以前のブログでも出光の議決権について記載しましたが、創業家側は33.92%の株式を保有しているため、創業家が合併を拒否すると、合併の承認手続きに必要な3分の2以上の賛成を得ることが出来ないため、合併は実現されていませんでした。
今回、1400億円の公募増資を実施すると、新たに4800万株もの新株が発行されることとなるため、創業家の持ち株は26%まで減少することとなります。増資がされると、創業家以外の株主が3分の2以上の株式を保有することとなるので、合併承認決議が成立する可能性が極めて高くなり、昭和シェル石油との合併が現実のものとなります。

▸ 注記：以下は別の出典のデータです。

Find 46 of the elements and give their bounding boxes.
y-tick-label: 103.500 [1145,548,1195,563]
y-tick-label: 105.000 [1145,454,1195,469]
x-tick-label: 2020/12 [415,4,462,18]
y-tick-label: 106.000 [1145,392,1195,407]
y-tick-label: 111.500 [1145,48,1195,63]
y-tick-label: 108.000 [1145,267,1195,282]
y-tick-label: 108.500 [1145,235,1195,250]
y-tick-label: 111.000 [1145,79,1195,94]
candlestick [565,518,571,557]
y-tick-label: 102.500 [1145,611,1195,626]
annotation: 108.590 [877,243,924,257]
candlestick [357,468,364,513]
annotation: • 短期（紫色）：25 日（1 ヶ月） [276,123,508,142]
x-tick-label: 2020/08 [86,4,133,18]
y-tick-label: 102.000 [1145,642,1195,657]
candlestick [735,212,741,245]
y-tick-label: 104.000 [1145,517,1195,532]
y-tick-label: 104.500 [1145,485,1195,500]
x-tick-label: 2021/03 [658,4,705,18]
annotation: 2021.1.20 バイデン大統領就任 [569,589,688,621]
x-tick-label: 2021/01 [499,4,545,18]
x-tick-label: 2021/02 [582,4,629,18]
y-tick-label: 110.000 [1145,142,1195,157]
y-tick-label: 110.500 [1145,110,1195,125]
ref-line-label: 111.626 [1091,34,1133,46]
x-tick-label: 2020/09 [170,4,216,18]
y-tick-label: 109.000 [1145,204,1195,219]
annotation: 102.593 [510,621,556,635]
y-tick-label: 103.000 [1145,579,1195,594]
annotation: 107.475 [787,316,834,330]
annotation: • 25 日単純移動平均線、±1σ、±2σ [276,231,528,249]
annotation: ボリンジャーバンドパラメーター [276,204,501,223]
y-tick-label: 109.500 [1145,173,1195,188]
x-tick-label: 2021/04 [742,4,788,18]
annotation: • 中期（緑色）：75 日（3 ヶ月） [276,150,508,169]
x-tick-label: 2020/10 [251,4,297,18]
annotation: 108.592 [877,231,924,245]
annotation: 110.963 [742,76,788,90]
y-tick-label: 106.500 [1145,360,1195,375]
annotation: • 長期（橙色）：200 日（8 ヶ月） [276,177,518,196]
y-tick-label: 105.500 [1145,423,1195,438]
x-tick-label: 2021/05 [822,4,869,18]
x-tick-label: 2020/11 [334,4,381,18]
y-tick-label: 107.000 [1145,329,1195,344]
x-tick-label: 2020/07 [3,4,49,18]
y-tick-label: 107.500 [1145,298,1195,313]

もちろん創業家も黙って増資を見ているわけではなく、会社法第210条の株式発行差し止めの規定で対抗するようです。210条では、新株の発行が「著しく不公正」な場合に株式の発行を差し止めることを請求することができます。
つまり、新株発行が、資金需要の必要に迫られて増資をするのではなく、創業家に対する支配権を低下させるための目的だけで行われる場合は、著しく不公正に当たることとなります。よって、今後、創業家が発行差し止めの仮処分を裁判所に申し立てをした場合には、今回発表した1400億円もの増資が著しく不公正にあたるのかを裁判所が判断することとなります。
それにしても可哀想なのは、この騒動に巻き込まれている出光の株主です。今回の4800万株の新株発行は、現在の発行済み株式数の3割にも該当する増資となるため、現在の株主の1株あたりの価値が希薄化されてしまいます。そのため、公募増資が発表された本日は、希薄化を嫌った株式の売りが増えたようで、11%も株価が下落しております。
【出光の株価の推移】
一番右側の緑の色が本日の株価です。前日の赤色からだいぶ下落してます。
また、出来高を示す棒クラブが本日は普段の日より突出しています。
騒動が長引くことで企業価値が損なわれることがあってはならないことです。創業家も経営陣も、株主や債権者などのステークホルダーにも騒動の影響がある点を意識し、問題を解決してもらいたいものです。